With that, the PA’s announcement of Mind the Gap, Stand Clear of the Doors, Mind your head and whatnot seemed music to my ears, whenever I spend my weekends roaming around the city – go to libraries, museums, galleries, music halls, and shopping districts.

“This is Picadilly Circus. This is the Central Line Train to Ealing Broadway.”
“This is Liverpool Street. This is the Circle Line Train to Hammersmith.”

The bitter truth in us Filipinos, is we have no connecting rail transits that are as close proximity as it was in the tubes. We have to cross bridges, go in and out of malls, before we see the connecting rail. In the tube, I became fascinated that there are more than two trains that connect a station. One perfect example is the Bank station, where once you get out of London underground, you see the historical bank of England, together with its gothic government offices.

This is Bank. This is the Central Line Train to Ealing Broadway.
This is Bank. This is the Northern Line Train to Morden
This is Bank. This is the District Line Train to Hammersmith.
This is Bank. This is the Circle Line Train to Edgeware Road.
This is Bank.

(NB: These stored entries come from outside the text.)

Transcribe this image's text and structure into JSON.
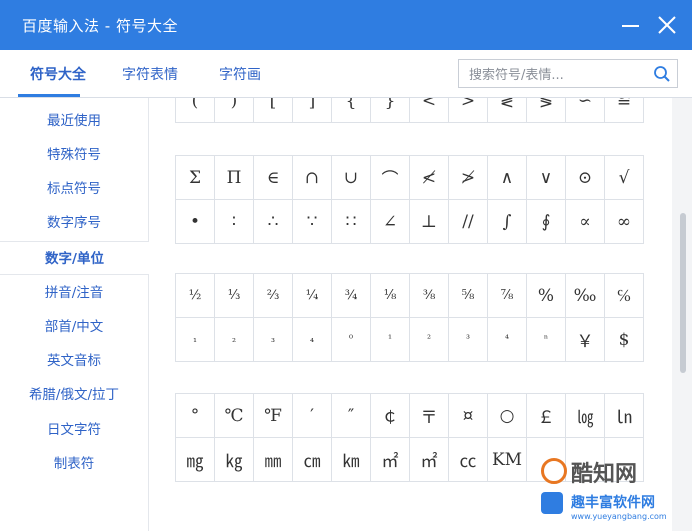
{
  "window": {
    "title": "百度输入法 - 符号大全"
  },
  "tabs": [
    {
      "label": "符号大全",
      "active": true
    },
    {
      "label": "字符表情",
      "active": false
    },
    {
      "label": "字符画",
      "active": false
    }
  ],
  "search": {
    "placeholder": "搜索符号/表情..."
  },
  "sidebar": {
    "items": [
      {
        "label": "最近使用"
      },
      {
        "label": "特殊符号"
      },
      {
        "label": "标点符号"
      },
      {
        "label": "数字序号"
      },
      {
        "label": "数字/单位",
        "active": true
      },
      {
        "label": "拼音/注音"
      },
      {
        "label": "部首/中文"
      },
      {
        "label": "英文音标"
      },
      {
        "label": "希腊/俄文/拉丁"
      },
      {
        "label": "日文字符"
      },
      {
        "label": "制表符"
      }
    ]
  },
  "symbols": {
    "group0_row0": [
      "(",
      ")",
      "[",
      "]",
      "{",
      "}",
      "<",
      ">",
      "≷",
      "≶",
      "∽",
      "≌"
    ],
    "group1_row0": [
      "Σ",
      "Π",
      "∈",
      "∩",
      "∪",
      "⌒",
      "≮",
      "≯",
      "∧",
      "∨",
      "⊙",
      "√"
    ],
    "group1_row1": [
      "•",
      "∶",
      "∴",
      "∵",
      "∷",
      "∠",
      "⊥",
      "//",
      "∫",
      "∮",
      "∝",
      "∞"
    ],
    "group2_row0": [
      "½",
      "⅓",
      "⅔",
      "¼",
      "¾",
      "⅛",
      "⅜",
      "⅝",
      "⅞",
      "%",
      "‰",
      "℅"
    ],
    "group2_row1": [
      "₁",
      "₂",
      "₃",
      "₄",
      "⁰",
      "¹",
      "²",
      "³",
      "⁴",
      "ⁿ",
      "￥",
      "$"
    ],
    "group3_row0": [
      "°",
      "℃",
      "℉",
      "′",
      "″",
      "￠",
      "〒",
      "¤",
      "○",
      "￡",
      "㏒",
      "㏑"
    ],
    "group3_row1": [
      "㎎",
      "㎏",
      "㎜",
      "㎝",
      "㎞",
      "㎡",
      "㎡",
      "㏄",
      "KM",
      "",
      "",
      ""
    ]
  },
  "watermark": {
    "brand": "酷知网",
    "sub": "趣丰富软件网",
    "url": "www.yueyangbang.com"
  }
}
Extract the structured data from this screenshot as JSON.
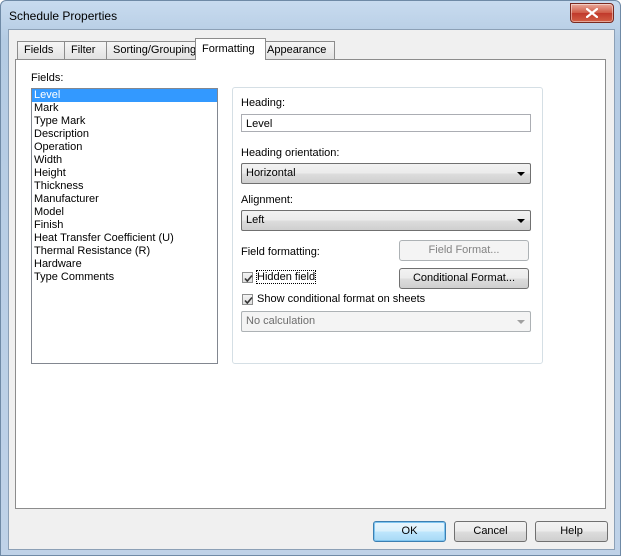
{
  "window": {
    "title": "Schedule Properties"
  },
  "tabs": [
    {
      "label": "Fields"
    },
    {
      "label": "Filter"
    },
    {
      "label": "Sorting/Grouping"
    },
    {
      "label": "Formatting"
    },
    {
      "label": "Appearance"
    }
  ],
  "active_tab": "Formatting",
  "fields": {
    "label": "Fields:",
    "items": [
      "Level",
      "Mark",
      "Type Mark",
      "Description",
      "Operation",
      "Width",
      "Height",
      "Thickness",
      "Manufacturer",
      "Model",
      "Finish",
      "Heat Transfer Coefficient (U)",
      "Thermal Resistance (R)",
      "Hardware",
      "Type Comments"
    ],
    "selected": "Level"
  },
  "formatting": {
    "heading_label": "Heading:",
    "heading_value": "Level",
    "orientation_label": "Heading orientation:",
    "orientation_value": "Horizontal",
    "alignment_label": "Alignment:",
    "alignment_value": "Left",
    "field_formatting_label": "Field formatting:",
    "field_format_button": "Field Format...",
    "hidden_field_label": "Hidden field",
    "hidden_field_checked": true,
    "conditional_format_button": "Conditional Format...",
    "show_conditional_label": "Show conditional format on sheets",
    "show_conditional_checked": true,
    "calculation_value": "No calculation"
  },
  "buttons": {
    "ok": "OK",
    "cancel": "Cancel",
    "help": "Help"
  }
}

This is the last station of the DLR.

Change the word Bank to Hammersmith and you get a different yet altogether fascinating network of lines. Hammersmith station, meanwhile, caters Hammersmith, Circle, District, and Picadilly lines.

If you are an Englishman reading this review, you will feel bored most probably and you will think to yourself that the trains are old and grew cold, the lights flicker on and off through the tubes, and it was an endless sea of people especially after office hours.

But you don’t see the magic when you ride it with people. You don’t get it. In my short stay in your nation, I was able to ride it in the first minute the Tower Hill station opened (on a weekend). And I was able to ride it in the last minute the station closed at Edgeware Road (on a Wednesday night).

And both gave me the creeps.

While the train was fully lit – I can do cartwheel inside; since I am the only passenger in one of the coaches. But when it flickers on and off – that’s when the dream king’s imagination put into work. And that’s when the images of Door and Mayhew lingered – mixed with the memories of solitude in the London underground.

That is why if I have the means to invest in this kind of infrastructure (or be an instrument, or one of the policy writers, or one of the ODA financial planners, or a simple accountant appealing to my government to invest in this stuff), I will remember Neil Gaiman’s craft, and encourage my friends who are writers and artists to do this kind of urban legend. Or even to surpass it, making it more unreal.

PS: Oh, you people are so lucky to even saw the Blackfriars station. With all its lights off, and the train suddenly stopped. Just because.